The Sword of Shannara - Terry Brooks [308]
But Shea’s courage held. He had almost succumbed to madness once, and this time he had to stand firm, to believe in himself and in Allanon. Both hands gripped the Sword as he forced himself to take one small step forward into the constricting haze, into the wall of fear assailing him. He tried to believe that it was only illusion, that the fear and growing panic he felt were not his own. The wall gave slightly, and he fought harder against it. He remembered the death of Orl Fane and built upon his memory a mental picture of all the others who must die should he fail them now. He remembered the whispered words of Allanon. And he concentrated on what he believed to be the Warlock Lord’s own weakness, revealed in his strange refusal to grasp the Sword.
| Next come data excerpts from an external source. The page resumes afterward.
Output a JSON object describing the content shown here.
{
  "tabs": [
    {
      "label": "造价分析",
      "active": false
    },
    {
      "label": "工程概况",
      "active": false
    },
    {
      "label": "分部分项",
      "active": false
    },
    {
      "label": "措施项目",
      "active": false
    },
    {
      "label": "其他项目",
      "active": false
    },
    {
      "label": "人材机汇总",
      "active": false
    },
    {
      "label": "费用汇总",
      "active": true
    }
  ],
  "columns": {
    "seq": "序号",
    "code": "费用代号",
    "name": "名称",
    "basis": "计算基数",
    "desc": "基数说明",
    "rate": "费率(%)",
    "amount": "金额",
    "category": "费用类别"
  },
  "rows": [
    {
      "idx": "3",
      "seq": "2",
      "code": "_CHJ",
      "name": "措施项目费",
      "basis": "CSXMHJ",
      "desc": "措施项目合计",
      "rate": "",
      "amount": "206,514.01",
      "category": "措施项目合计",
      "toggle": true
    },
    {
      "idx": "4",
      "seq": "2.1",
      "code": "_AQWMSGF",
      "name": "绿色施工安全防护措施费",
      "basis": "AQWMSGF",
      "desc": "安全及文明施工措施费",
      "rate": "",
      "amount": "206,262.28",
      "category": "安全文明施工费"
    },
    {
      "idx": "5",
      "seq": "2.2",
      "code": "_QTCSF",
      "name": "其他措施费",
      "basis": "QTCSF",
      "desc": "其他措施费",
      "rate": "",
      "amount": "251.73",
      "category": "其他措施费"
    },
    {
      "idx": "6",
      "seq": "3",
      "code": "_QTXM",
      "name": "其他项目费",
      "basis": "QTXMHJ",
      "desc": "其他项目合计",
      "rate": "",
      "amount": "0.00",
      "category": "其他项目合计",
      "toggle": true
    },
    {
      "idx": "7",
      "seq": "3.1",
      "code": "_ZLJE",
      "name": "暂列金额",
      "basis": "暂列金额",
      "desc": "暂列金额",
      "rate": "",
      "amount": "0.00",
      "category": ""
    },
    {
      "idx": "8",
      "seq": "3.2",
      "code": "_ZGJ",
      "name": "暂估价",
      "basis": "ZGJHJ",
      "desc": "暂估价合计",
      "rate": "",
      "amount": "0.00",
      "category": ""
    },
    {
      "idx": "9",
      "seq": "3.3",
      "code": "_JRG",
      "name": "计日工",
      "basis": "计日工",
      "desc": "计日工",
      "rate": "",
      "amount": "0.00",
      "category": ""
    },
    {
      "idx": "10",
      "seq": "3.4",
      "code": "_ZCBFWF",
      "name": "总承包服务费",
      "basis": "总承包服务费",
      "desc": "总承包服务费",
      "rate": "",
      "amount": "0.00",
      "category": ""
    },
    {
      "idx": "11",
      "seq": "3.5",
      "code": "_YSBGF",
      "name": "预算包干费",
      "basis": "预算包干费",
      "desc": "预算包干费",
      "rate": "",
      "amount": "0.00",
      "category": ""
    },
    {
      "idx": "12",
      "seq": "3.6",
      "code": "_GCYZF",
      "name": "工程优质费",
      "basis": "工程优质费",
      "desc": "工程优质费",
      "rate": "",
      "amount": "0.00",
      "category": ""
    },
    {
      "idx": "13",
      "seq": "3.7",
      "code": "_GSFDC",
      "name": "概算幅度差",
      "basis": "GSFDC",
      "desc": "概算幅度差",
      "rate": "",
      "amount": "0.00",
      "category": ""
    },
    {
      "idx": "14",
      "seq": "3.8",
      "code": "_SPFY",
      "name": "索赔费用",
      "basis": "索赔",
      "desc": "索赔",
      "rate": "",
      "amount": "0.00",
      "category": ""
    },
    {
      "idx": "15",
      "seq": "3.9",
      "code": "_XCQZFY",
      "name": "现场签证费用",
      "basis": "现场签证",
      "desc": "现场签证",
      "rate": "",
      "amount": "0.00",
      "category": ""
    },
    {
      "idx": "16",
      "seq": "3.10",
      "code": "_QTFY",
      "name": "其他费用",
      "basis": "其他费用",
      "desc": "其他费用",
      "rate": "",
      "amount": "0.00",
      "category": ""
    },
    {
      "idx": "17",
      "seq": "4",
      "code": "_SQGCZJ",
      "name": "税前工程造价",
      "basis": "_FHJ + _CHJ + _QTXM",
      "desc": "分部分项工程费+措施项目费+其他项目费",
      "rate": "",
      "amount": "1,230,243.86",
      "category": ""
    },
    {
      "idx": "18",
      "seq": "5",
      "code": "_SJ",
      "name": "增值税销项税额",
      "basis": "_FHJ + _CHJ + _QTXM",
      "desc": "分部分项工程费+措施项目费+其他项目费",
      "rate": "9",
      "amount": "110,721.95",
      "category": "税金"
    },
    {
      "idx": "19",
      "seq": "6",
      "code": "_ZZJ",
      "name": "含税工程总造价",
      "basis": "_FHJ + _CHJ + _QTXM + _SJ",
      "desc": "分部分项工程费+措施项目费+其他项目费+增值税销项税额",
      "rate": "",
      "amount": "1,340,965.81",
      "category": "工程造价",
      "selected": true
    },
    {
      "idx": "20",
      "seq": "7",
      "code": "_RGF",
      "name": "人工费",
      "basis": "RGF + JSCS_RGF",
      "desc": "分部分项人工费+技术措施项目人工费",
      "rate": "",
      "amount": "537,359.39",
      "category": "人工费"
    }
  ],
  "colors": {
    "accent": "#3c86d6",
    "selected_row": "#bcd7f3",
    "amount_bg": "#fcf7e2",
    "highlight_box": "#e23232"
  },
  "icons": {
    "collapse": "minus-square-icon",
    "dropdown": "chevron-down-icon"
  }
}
Shea forced himself to believe that the real secret of the talisman’s power was a simple law that affected even a creature as awesome as Brona.
The haze thinned suddenly and the wall of fear splintered. Shea stood again before the Warlock Lord, and the red sparks flashed wildly now in the dim green mists beneath the cowl. The cloaked arms came up quickly as if to ward off some pressing danger, and the dark figure shrank from him. From the dimness of the far wall, Panamon Creel and Keltset suddenly broke free and came rushing forward, weapons drawn. Shea felt the last traces of the Warlock Lord’s resistance to his advance break apart and fade. Then the Sword of Shannara came down.
An eerie, soundless shriek of terror ripped from the convulsed shroud and a long, skeletal arm jerked wildly upward. The Valeman pressed the gleaming blade hard against the writhing form, forcing it back against the nearest wall. There would be no escape, he swore softly. There would be an end to the monstrous evil of this creature. Before him, the dark robes shuddered in response as the hooked fingers clawed painfully at the damp cell air. The Warlock Lord began to crumble, and he screamed his hatred of the thing destroying him. Behind his scream, the echo of a thousand other voices cried out for a vengeance that had been too long denied them.
Shea felt the horror of the creature rush through the Sword into his mind, but with it came strength from those other voices, and he did not relent. The touch of the Sword carried with it a truth that could not be denied by all the illusion and deceit of the Warlock Lord. It was a truth he could not admit, could not accept, could not abide — yet a truth against which he had no defense. For the Warlock Lord, the truth was death.
Brona’s mortal existence was only an illusion. Long ago, whatever means he had employed to extend his mortal life had failed him, and his body had died. Yet his obsessive conviction that he could not perish kept a part of him alive, and he sustained himself through the very sorcery that had driven him to madness. Denying his own death, he held his lifeless body together to achieve the immortality that had escaped him. A creature existing as a part of two worlds, his power seemed awesome. But now the Sword was forcing him to behold himself as he really was — a decayed, lifeless shell sustained only by a misconceived belief in his own reality — a sham, a fantasy created by force of will alone, as ephemeral as the physical being he had made himself appear. He was a lie that had existed and grown in the fears and doubts of mortal men, a lie that he had created to hide the truth. But now the lie was exposed.
Shea Ohmsford had been able to accept the weakness and frailty that were a part of his human nature, as it was a part of all men.